Earlier this year, clinics in McKenzie and Tipton counties in Tennessee installed audio-visual digital health technology to enable rural and remote residents to have virtual meetings with specialists from University Clinical Health, a Memphis-based physician group affiliated with the University of Tennessee’s College of Medicine. County residents in the area now have access to specialty physicians such as dermatologists and rheumatologists without ever leaving their community.

Recently, the issue of telehealth has been elevated to the federal level as the nation continues to look for new solutions to combat the opioid crisis. The epidemic shed an urgent light on not only the importance of integrating addiction control with behavioral and psychiatric care, but also the need for connected health platforms that allow providers to work with the patient at any time and place. This has resulted in a number of bills being drafted around addressing individuals with substance use disorders, specifically through the use of telemedicine.

In October, President Donald Trump signed legislation on opioids into law: the SUPPORT for Patients and Communities Act. The legislation contains dozens of measures aimed at improving the federal response to the opioid epidemic, and included key telehealth-related bills that allow for the following provisions:

  • Eliminate restrictions on sites at which beneficiaries with substance use disorders can reach telehealth services
  • Prompts CMS to provide guidance to states on options for providing telehealth services that address SUD through Medicaid, and
  • Incentivizes the use of electronic health records technology by behavioral health providers.

In addition to this piece of legislation, federal agency regulations around the use of telemedicine expands the list of qualified providers.
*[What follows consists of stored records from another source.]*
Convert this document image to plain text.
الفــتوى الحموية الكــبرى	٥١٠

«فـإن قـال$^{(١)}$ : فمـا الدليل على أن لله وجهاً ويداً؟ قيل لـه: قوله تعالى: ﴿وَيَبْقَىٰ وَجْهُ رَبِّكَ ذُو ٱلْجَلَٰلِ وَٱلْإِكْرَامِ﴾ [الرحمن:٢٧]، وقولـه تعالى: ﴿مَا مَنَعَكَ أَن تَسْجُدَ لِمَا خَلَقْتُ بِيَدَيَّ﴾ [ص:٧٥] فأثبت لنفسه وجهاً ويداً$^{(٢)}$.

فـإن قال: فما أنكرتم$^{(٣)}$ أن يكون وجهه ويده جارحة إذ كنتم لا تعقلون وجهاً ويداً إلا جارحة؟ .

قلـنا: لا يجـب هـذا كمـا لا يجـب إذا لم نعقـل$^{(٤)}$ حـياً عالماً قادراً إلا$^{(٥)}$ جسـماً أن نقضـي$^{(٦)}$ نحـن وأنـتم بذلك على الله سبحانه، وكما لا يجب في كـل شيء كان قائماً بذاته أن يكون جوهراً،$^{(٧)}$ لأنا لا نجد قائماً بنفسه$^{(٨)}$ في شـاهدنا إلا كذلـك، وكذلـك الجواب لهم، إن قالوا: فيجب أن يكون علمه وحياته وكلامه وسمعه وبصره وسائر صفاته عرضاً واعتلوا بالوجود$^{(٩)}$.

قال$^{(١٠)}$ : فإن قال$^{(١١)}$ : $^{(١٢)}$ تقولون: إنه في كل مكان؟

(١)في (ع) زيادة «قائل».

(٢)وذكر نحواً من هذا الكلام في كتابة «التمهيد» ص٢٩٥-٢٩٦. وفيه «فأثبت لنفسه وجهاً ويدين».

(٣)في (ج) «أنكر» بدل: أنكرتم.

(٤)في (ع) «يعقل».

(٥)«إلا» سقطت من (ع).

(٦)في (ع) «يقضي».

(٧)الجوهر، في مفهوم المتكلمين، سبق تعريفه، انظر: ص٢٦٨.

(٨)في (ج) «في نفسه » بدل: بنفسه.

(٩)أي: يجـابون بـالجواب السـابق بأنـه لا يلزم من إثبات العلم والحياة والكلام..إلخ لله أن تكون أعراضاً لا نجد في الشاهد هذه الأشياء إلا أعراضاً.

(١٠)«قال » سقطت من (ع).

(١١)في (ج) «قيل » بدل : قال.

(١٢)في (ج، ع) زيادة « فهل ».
Those that are able to use telemedicine include community mental health and addiction treatment centers; the legislation also allows for greater flexibility for healthcare providers to administer Medication Assisted Treatment to individuals with SUD in remote areas.

Emerging legislation and regulations around the use of telehealth services for Medicaid beneficiaries with SUD is indicative of a broader understanding of the benefits of telehealth and telemedicine technologies. Additionally, increased adoption of telemedicine by state lawmakers and Medicaid agencies signifies the recognition of telemedicine and other digital health platforms as affordable and convenient solutions, creating an opportunity to bridge gaps in accessibility and enhance access to quality health care services for local residents. 


Telemedicine terms and definitions

Telehealth: Telehealth covers services provided by other allied health professionals including community workers, nurses and pharmacists.

Distant/Hub Site: Site at which the physician or other licensed practitioner delivering the services is located at the time the services is provided via telecommunication. Originating/Spoke Site: Location of the Medicaid patient at the time the service is being furnished via a telecommunications system.

Store-and-forward: The exchange of pre-recorded data between two or more individuals at different times (i.e. patient/physician email exchange).

Real Time: Requires the involved individuals to be simultaneously present for immediate exchange of information (i.e. video conferencing).

MHealth: A general term for the use of mobile phones and other wireless technology in medical care.